Interesting what you say about the gender issues and things like that. Are you sure it’s due to your kids multilingualism? What I mean is, maybe all kids who speak German have issues with gender at some point or another, or grammar. I know Spanish ones do. There’s always exceptions to the rule that kids do wrong at first, and eventually learn, without involving other languages to blame for it.
Oh no, and I thought I was being clear that I did NOT think it was because of our multilingualism!!!! But because of the vexing nature of the German language (she doesn’t do this in English, of course). So of course I agree with you 100% that there are also monolingual kids who do the same.

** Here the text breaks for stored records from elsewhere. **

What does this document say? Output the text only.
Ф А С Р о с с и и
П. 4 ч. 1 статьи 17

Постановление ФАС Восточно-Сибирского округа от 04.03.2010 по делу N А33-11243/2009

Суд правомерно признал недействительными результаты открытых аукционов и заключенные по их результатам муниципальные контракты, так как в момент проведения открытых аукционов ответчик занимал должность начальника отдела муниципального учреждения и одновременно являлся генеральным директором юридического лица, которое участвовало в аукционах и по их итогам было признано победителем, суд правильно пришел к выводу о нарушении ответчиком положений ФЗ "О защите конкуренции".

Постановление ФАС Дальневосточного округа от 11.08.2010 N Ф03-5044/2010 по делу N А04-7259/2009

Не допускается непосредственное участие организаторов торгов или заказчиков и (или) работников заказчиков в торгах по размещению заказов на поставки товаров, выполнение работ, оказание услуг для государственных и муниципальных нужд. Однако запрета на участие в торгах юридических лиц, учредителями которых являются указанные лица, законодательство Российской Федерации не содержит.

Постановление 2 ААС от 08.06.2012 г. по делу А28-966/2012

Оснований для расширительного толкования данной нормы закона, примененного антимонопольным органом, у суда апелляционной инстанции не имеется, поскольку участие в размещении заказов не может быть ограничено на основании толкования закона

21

We are, as of this date, not sure WHY Isabella had those problems. I got all sorts of interesting answers to that from professionals, from auditive processing disorder, to a lack of “linguistic talent” (would you believe it???), and so forth. In retrospect, and I know this sounds odd and contradictory, but it could simply have been a LACK of exposure to the majority language. I know this is the case with Dominik right now (I don’t worry about it, though, because as I learned from Isabella, they do quite fine by the time they reach school age).
Your article had me chuckling, I’m definitely keeping an eye on the pacing tiger”!!!!
Wow I loved the thought of an island in the middle of the day for the majority language. And the idea of repeating words they say in the majority language into the other every single time. Good stuff!